Nagelpilz - © Gabriele Schmid - Fotolia.com

Der Nagelpilz ist eine Pilzerkrankung, die Finger- und Zehennägel befällt. Die Erreger kommen überall vor, treten aber verstärkt in öffentlichen Einrichtungen auf, wie zum Beispiel in Schwimmbädern, Saunen oder Fitnesszentren. Nagelpilz wird von Medizinern auch als Onychomykose (von Onycho = Nagel und Mykose = Pilzerkrankung) bezeichnet.

Anzeichen der Erkrankung

Die Nägel verdicken sich und werden rillig und rau. Sie wirken glanzlos und es bilden sich fleckige weißlich-gelbliche Färbungen. Es kann zu Abschilferungen und in schweren Fällen sogar zum bröckligen Zerfall der Nägel kommen. Eine Nagelpilzerkrankung ist meist sehr langwierig und schwer zu behandeln.

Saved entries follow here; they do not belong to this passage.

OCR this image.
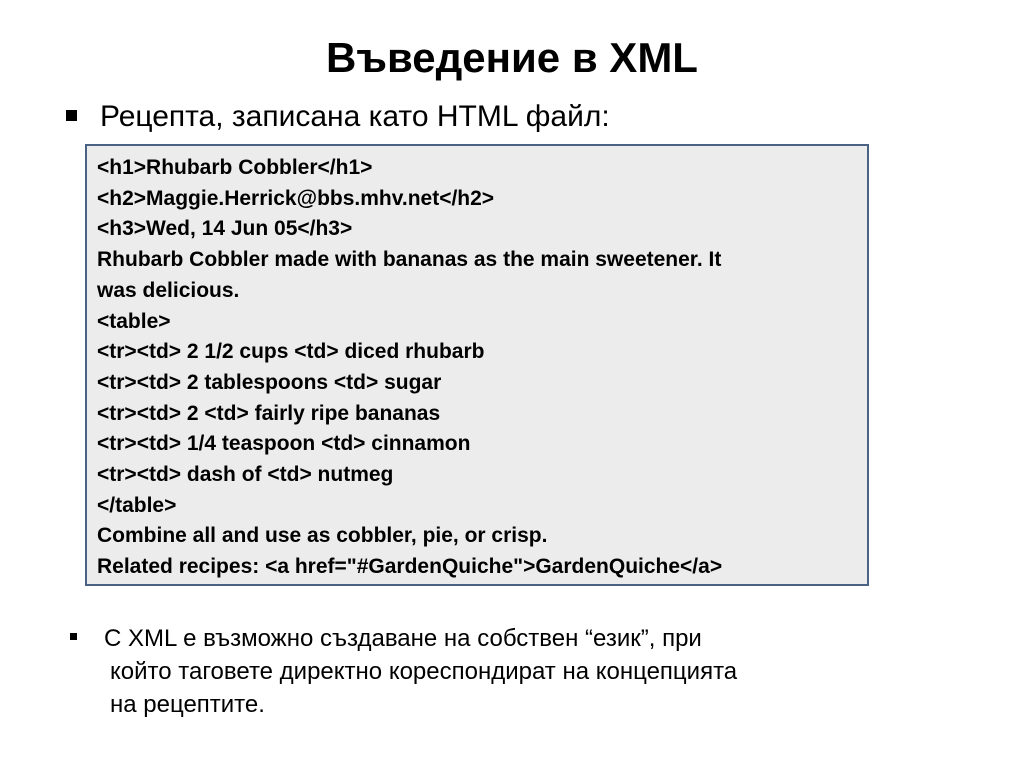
Въведение в XML
Рецепта, записана като HTML файл:
<h1>Rhubarb Cobbler</h1>
<h2>Maggie.Herrick@bbs.mhv.net</h2>
<h3>Wed, 14 Jun 05</h3>
Rhubarb Cobbler made with bananas as the main sweetener. It
was delicious.
<table>
<tr><td> 2 1/2 cups <td> diced rhubarb
<tr><td> 2 tablespoons <td> sugar
<tr><td> 2 <td> fairly ripe bananas
<tr><td> 1/4 teaspoon <td> cinnamon
<tr><td> dash of <td> nutmeg
</table>
Combine all and use as cobbler, pie, or crisp.
Related recipes: <a href="#GardenQuiche">GardenQuiche</a>
С XML е възможно създаване на собствен “език”, при
който таговете директно кореспондират на концепцията
на рецептите.
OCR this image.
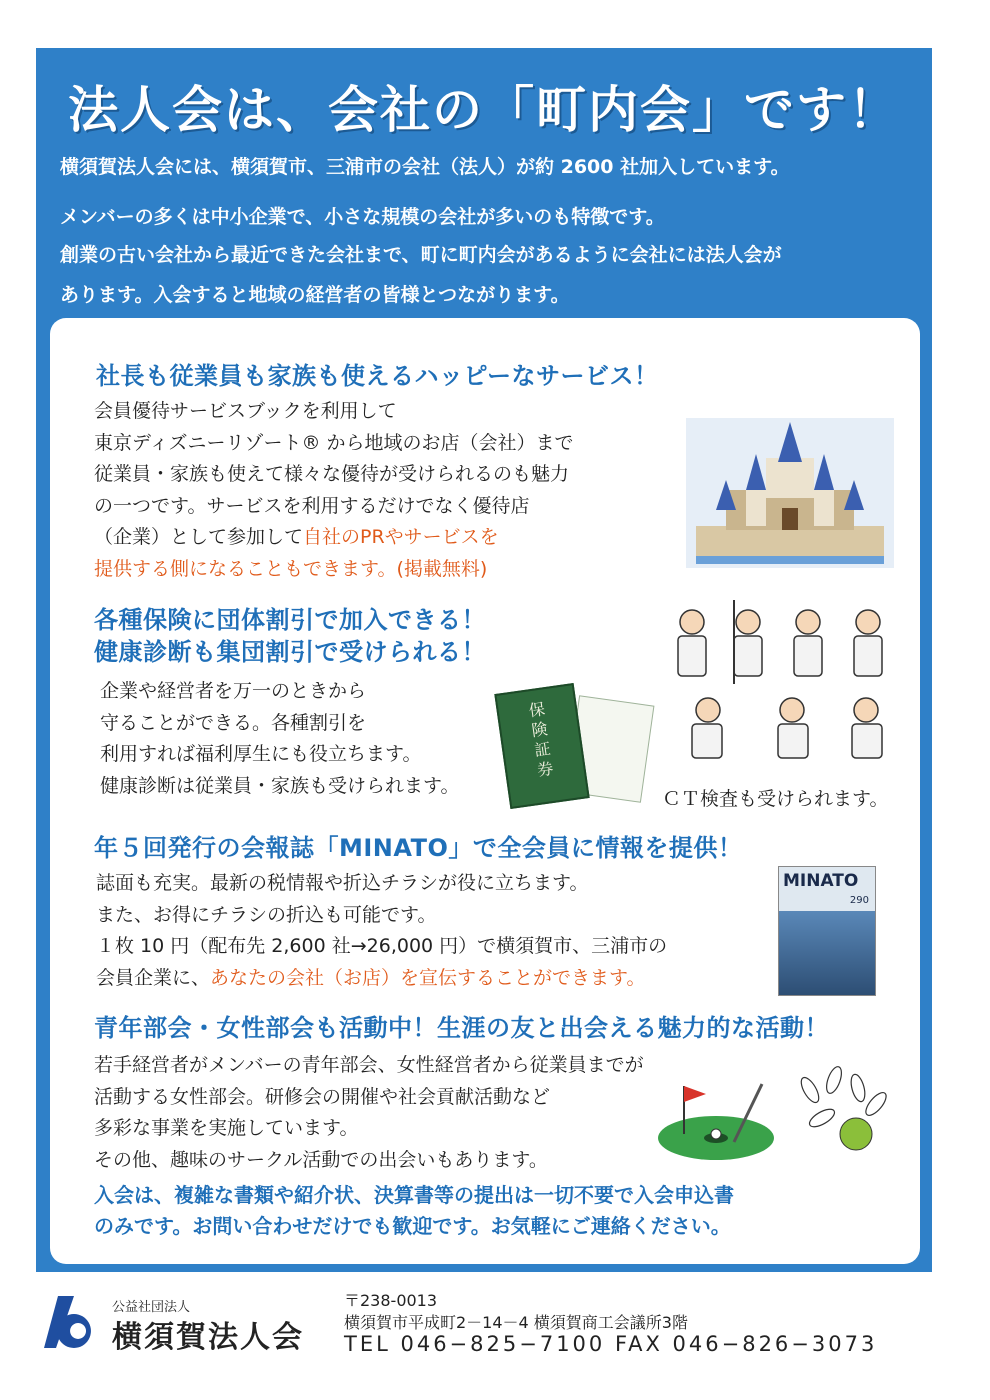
法人会は、会社の「町内会」です！
横須賀法人会には、横須賀市、三浦市の会社（法人）が約 2600 社加入しています。
メンバーの多くは中小企業で、小さな規模の会社が多いのも特徴です。
創業の古い会社から最近できた会社まで、町に町内会があるように会社には法人会が
あります。入会すると地域の経営者の皆様とつながります。
社長も従業員も家族も使えるハッピーなサービス！
会員優待サービスブックを利用して
東京ディズニーリゾート® から地域のお店（会社）まで
従業員・家族も使えて様々な優待が受けられるのも魅力
の一つです。サービスを利用するだけでなく優待店
（企業）として参加して自社のPRやサービスを
提供する側になることもできます。(掲載無料)
各種保険に団体割引で加入できる！
健康診断も集団割引で受けられる！
企業や経営者を万一のときから
守ることができる。各種割引を
利用すれば福利厚生にも役立ちます。
健康診断は従業員・家族も受けられます。
保険証券
ＣＴ検査も受けられます。
年５回発行の会報誌「MINATO」で全会員に情報を提供！
誌面も充実。最新の税情報や折込チラシが役に立ちます。
また、お得にチラシの折込も可能です。
１枚 10 円（配布先 2,600 社→26,000 円）で横須賀市、三浦市の
会員企業に、あなたの会社（お店）を宣伝することができます。
MINATO
290
青年部会・女性部会も活動中！生涯の友と出会える魅力的な活動！
若手経営者がメンバーの青年部会、女性経営者から従業員までが
活動する女性部会。研修会の開催や社会貢献活動など
多彩な事業を実施しています。
その他、趣味のサークル活動での出会いもあります。
入会は、複雑な書類や紹介状、決算書等の提出は一切不要で入会申込書
のみです。お問い合わせだけでも歓迎です。お気軽にご連絡ください。
公益社団法人
横須賀法人会
〒238-0013
横須賀市平成町2－14－4 横須賀商工会議所3階
TEL 046−825−7100 FAX 046−826−3073
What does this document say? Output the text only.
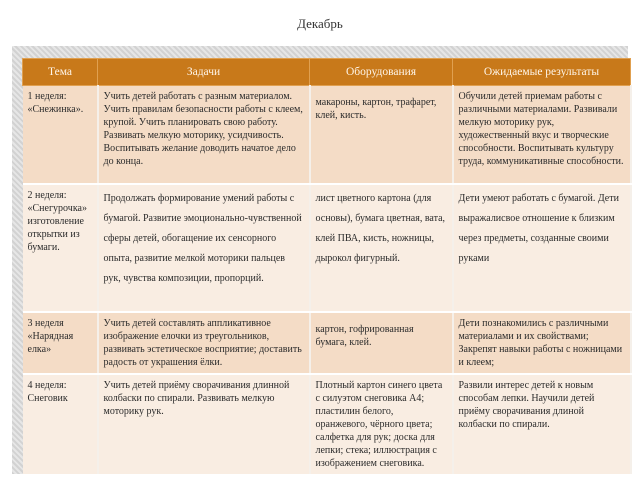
Декабрь
Тема	Задачи	Оборудования	Ожидаемые результаты
1 неделя: «Снежинка».	Учить детей работать с разным материалом. Учить правилам безопасности работы с клеем, крупой. Учить планировать свою работу. Развивать мелкую моторику, усидчивость. Воспитывать желание доводить начатое дело до конца.	макароны, картон, трафарет, клей, кисть.	Обучили детей приемам работы с различными материалами. Развивали мелкую моторику рук, художественный вкус и творческие способности. Воспитывать культуру труда, коммуникативные способности.
2 неделя: «Снегурочка» изготовление открытки из бумаги.	Продолжать формирование умений работы с бумагой. Развитие эмоционально-чувственной сферы детей, обогащение их сенсорного опыта, развитие мелкой моторики пальцев рук, чувства композиции, пропорций.	лист цветного картона (для основы), бумага цветная, вата, клей ПВА, кисть, ножницы, дырокол фигурный.	Дети умеют работать с бумагой. Дети выражалисвое отношение к близким через предметы, созданные своими руками
3 неделя «Нарядная елка»	Учить детей составлять аппликативное изображение елочки из треугольников, развивать эстетическое восприятие; доставить радость от украшения ёлки.	картон, гофрированная бумага, клей.	Дети познакомились с различными материалами и их свойствами; Закрепят навыки работы с ножницами и клеем;
4 неделя: Снеговик	Учить детей приёму сворачивания длинной колбаски по спирали. Развивать мелкую моторику рук.	Плотный картон синего цвета с силуэтом снеговика А4; пластилин белого, оранжевого, чёрного цвета; салфетка для рук; доска для лепки; стека; иллюстрация с изображением снеговика.	Развили интерес детей к новым способам лепки. Научили детей приёму сворачивания длиной колбаски по спирали.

Ursachen einer Nagelpilzinfektion

Nagelpilze können überall vorkommen Den Kontakt mit dem Pilz zu vermeiden, ist deshalb schwierig. Er fühlt sich vor allem in feuchter Umgebung wohl. Die wichtigste Maßnahme ist deshalb, seinen Nährböden zu entziehen,
in deren Familie auch andere Personen mit Fuß- oder Nagelpilzen infiziert sind.
die öffentlichen Bäder benutzen.

Durchblutungsstörungen, bestimmte Grunderkrankungen (z. B. Diabetes) und Abwehrschwäche fördern das Angehen von Pilzinfektionen.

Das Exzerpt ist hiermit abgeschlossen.